Benefits: Intel guarantees that the sample application’s default microservices configuration is optimal for the chosen models and the target deployment hardware. Standard OpenAI APIs ensure easy portability of different inference microservices.
Video ingestion microservice:
What it is: Video ingestion microservice can ingest contents from videos, create the necessary context, and retrieve the right context based on user query.
How it is used: Video ingestion microservice provides a REST API endpoint that can be used to manage the contents. The Video Search backend uses this API to access its capabilities.
Benefits: The core part of the video ingestion microservice is the vector handling capability that is optimized for the target deployment hardware.

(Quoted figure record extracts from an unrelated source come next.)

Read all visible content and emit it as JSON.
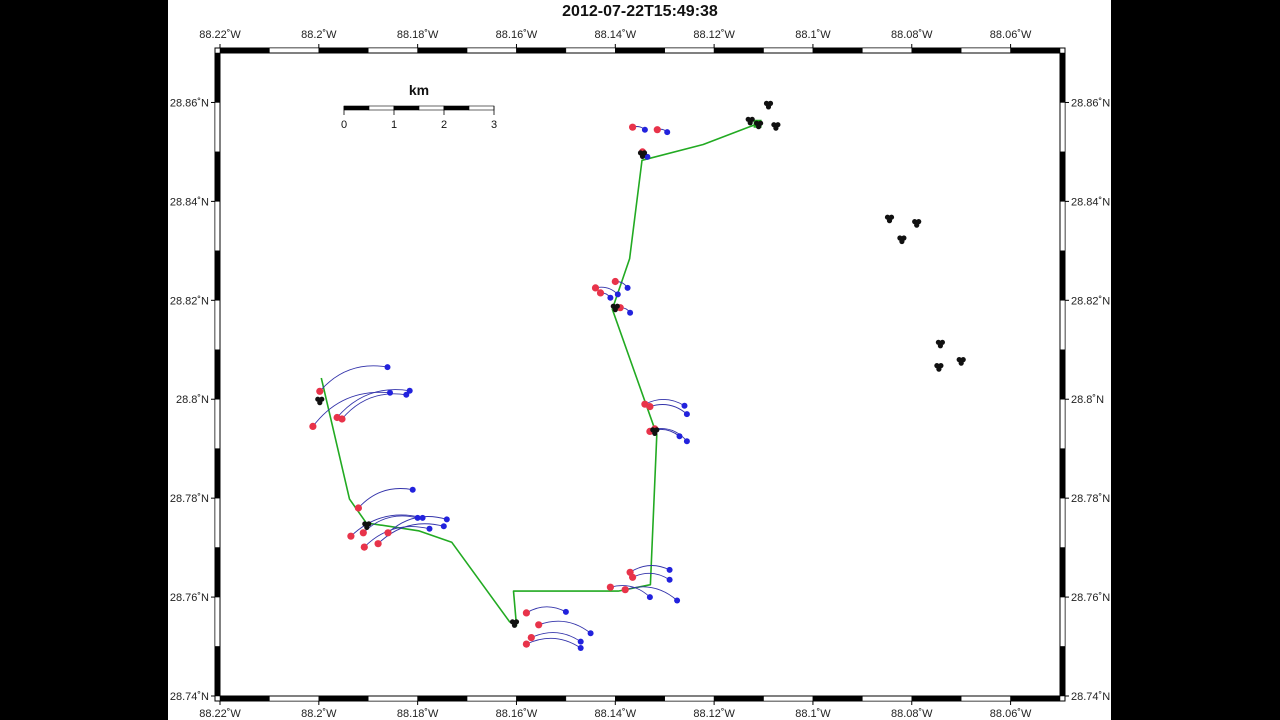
{
  "chart_data": {
    "type": "map",
    "title": "2012-07-22T15:49:38",
    "xlim": [
      -88.22,
      -88.05
    ],
    "ylim": [
      28.74,
      28.87
    ],
    "x_ticks": [
      -88.22,
      -88.2,
      -88.18,
      -88.16,
      -88.14,
      -88.12,
      -88.1,
      -88.08,
      -88.06
    ],
    "y_ticks": [
      28.74,
      28.76,
      28.78,
      28.8,
      28.82,
      28.84,
      28.86
    ],
    "x_tick_labels": [
      "88.22˚W",
      "88.2˚W",
      "88.18˚W",
      "88.16˚W",
      "88.14˚W",
      "88.12˚W",
      "88.1˚W",
      "88.08˚W",
      "88.06˚W"
    ],
    "y_tick_labels": [
      "28.74˚N",
      "28.76˚N",
      "28.78˚N",
      "28.8˚N",
      "28.82˚N",
      "28.84˚N",
      "28.86˚N"
    ],
    "scalebar": {
      "unit": "km",
      "labels": [
        "0",
        "1",
        "2",
        "3"
      ]
    },
    "colors": {
      "ship_track": "#22aa22",
      "drifter_track": "#3333aa",
      "drifter_start": "#e8334a",
      "drifter_end": "#2222dd",
      "undeployed": "#111111"
    },
    "ship_track": [
      [
        -88.1112,
        28.8557
      ],
      [
        -88.1222,
        28.8515
      ],
      [
        -88.1346,
        28.8483
      ],
      [
        -88.1371,
        28.8284
      ],
      [
        -88.1406,
        28.8182
      ],
      [
        -88.1316,
        28.7928
      ],
      [
        -88.1329,
        28.7625
      ],
      [
        -88.1394,
        28.7612
      ],
      [
        -88.1606,
        28.7612
      ],
      [
        -88.16,
        28.7542
      ],
      [
        -88.1614,
        28.755
      ],
      [
        -88.1731,
        28.7711
      ],
      [
        -88.1798,
        28.7734
      ],
      [
        -88.1904,
        28.775
      ],
      [
        -88.1938,
        28.7798
      ],
      [
        -88.1995,
        28.8043
      ]
    ],
    "drifters": [
      {
        "start": [
          -88.1998,
          28.8016
        ],
        "end": [
          -88.1861,
          28.8065
        ]
      },
      {
        "start": [
          -88.1963,
          28.7963
        ],
        "end": [
          -88.1816,
          28.8017
        ]
      },
      {
        "start": [
          -88.1953,
          28.796
        ],
        "end": [
          -88.1823,
          28.8009
        ]
      },
      {
        "start": [
          -88.2012,
          28.7945
        ],
        "end": [
          -88.1856,
          28.8013
        ]
      },
      {
        "start": [
          -88.192,
          28.778
        ],
        "end": [
          -88.181,
          28.7817
        ]
      },
      {
        "start": [
          -88.1935,
          28.7723
        ],
        "end": [
          -88.179,
          28.776
        ]
      },
      {
        "start": [
          -88.191,
          28.773
        ],
        "end": [
          -88.18,
          28.776
        ]
      },
      {
        "start": [
          -88.186,
          28.773
        ],
        "end": [
          -88.1741,
          28.7757
        ]
      },
      {
        "start": [
          -88.188,
          28.7708
        ],
        "end": [
          -88.1747,
          28.7743
        ]
      },
      {
        "start": [
          -88.1908,
          28.7701
        ],
        "end": [
          -88.1776,
          28.7738
        ]
      },
      {
        "start": [
          -88.158,
          28.7568
        ],
        "end": [
          -88.15,
          28.757
        ]
      },
      {
        "start": [
          -88.1555,
          28.7544
        ],
        "end": [
          -88.145,
          28.7527
        ]
      },
      {
        "start": [
          -88.157,
          28.7518
        ],
        "end": [
          -88.147,
          28.751
        ]
      },
      {
        "start": [
          -88.158,
          28.7505
        ],
        "end": [
          -88.147,
          28.7497
        ]
      },
      {
        "start": [
          -88.137,
          28.765
        ],
        "end": [
          -88.129,
          28.7655
        ]
      },
      {
        "start": [
          -88.1365,
          28.764
        ],
        "end": [
          -88.129,
          28.7635
        ]
      },
      {
        "start": [
          -88.141,
          28.762
        ],
        "end": [
          -88.133,
          28.76
        ]
      },
      {
        "start": [
          -88.138,
          28.7615
        ],
        "end": [
          -88.1275,
          28.7593
        ]
      },
      {
        "start": [
          -88.134,
          28.799
        ],
        "end": [
          -88.126,
          28.7987
        ]
      },
      {
        "start": [
          -88.133,
          28.7985
        ],
        "end": [
          -88.1255,
          28.797
        ]
      },
      {
        "start": [
          -88.132,
          28.794
        ],
        "end": [
          -88.1255,
          28.7915
        ]
      },
      {
        "start": [
          -88.133,
          28.7935
        ],
        "end": [
          -88.127,
          28.7925
        ]
      },
      {
        "start": [
          -88.144,
          28.8225
        ],
        "end": [
          -88.1395,
          28.8212
        ]
      },
      {
        "start": [
          -88.143,
          28.8215
        ],
        "end": [
          -88.141,
          28.8205
        ]
      },
      {
        "start": [
          -88.14,
          28.8238
        ],
        "end": [
          -88.1375,
          28.8225
        ]
      },
      {
        "start": [
          -88.139,
          28.8185
        ],
        "end": [
          -88.137,
          28.8175
        ]
      },
      {
        "start": [
          -88.1365,
          28.855
        ],
        "end": [
          -88.134,
          28.8545
        ]
      },
      {
        "start": [
          -88.1315,
          28.8545
        ],
        "end": [
          -88.1295,
          28.854
        ]
      },
      {
        "start": [
          -88.1345,
          28.85
        ],
        "end": [
          -88.1335,
          28.849
        ]
      }
    ],
    "undeployed": [
      [
        -88.109,
        28.8595
      ],
      [
        -88.1075,
        28.8552
      ],
      [
        -88.1127,
        28.8563
      ],
      [
        -88.0845,
        28.8365
      ],
      [
        -88.079,
        28.8356
      ],
      [
        -88.082,
        28.8323
      ],
      [
        -88.0742,
        28.8112
      ],
      [
        -88.0745,
        28.8065
      ],
      [
        -88.07,
        28.8077
      ],
      [
        -88.1998,
        28.7997
      ],
      [
        -88.1903,
        28.7745
      ],
      [
        -88.1604,
        28.7547
      ],
      [
        -88.132,
        28.7935
      ],
      [
        -88.14,
        28.8185
      ],
      [
        -88.1345,
        28.8495
      ],
      [
        -88.111,
        28.8555
      ]
    ]
  }
}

You can select the vector database based on performance considerations. Reference video ingestion is provided in the implementation.
Video Search backend microservice:
What it is: Video Search backend microservice is a LangChain framework-based implementation of Video Search’s RAG pipeline, which handles user queries.
How it is used: The UI frontend uses a REST API endpoint to send user queries and trigger the search pipeline.
Benefits: The microservice provides a reference on using the LangChain framework for implementing Video Search through Intel Edge AI inference microservices.
Video Search UI:
What it is: A reference frontend providing an interface for you to interact with the Video Search search pipeline.
How it is used: The UI microservice runs on the deployed platform on a certain configured port. Accessing the specific URL allows you to use the UI.
Benefits: This microservice must be treated as a sample reference implementation.
Extensibility#
Intel designed the Video Search sample application with modularity, allowing developers to:
Change inference microservices:
The default option is OpenVINO model server. It is possible to use other model servers like Virtual Large Language Model (vLLM) with OpenVINO as backend and Text Generation Inference (TGI) to host Vision-Language Models (VLMs) too though the options have not been validated.
The mandatory requirement is OpenAI API compliance. Note that Intel does not guarantee that other model servers can provide the same performance compared to the default options.
Load different VLM, embedding, and reranker models:
Use different models from Hugging Face OpenVINO Toolkit or vLLM model hub. The models are passed as a parameter to corresponding model servers.
Use other generative AI frameworks like Haystack* framework and LlamaIndex* tool:
Integrate the inference microservices into an application backend developed on other frameworks similar to the LangChain framework integration provided in this sample application.
Deploy on diverse target Intel® hardware and deployment scenarios:
Follow the system requirements guidelines on the different options available.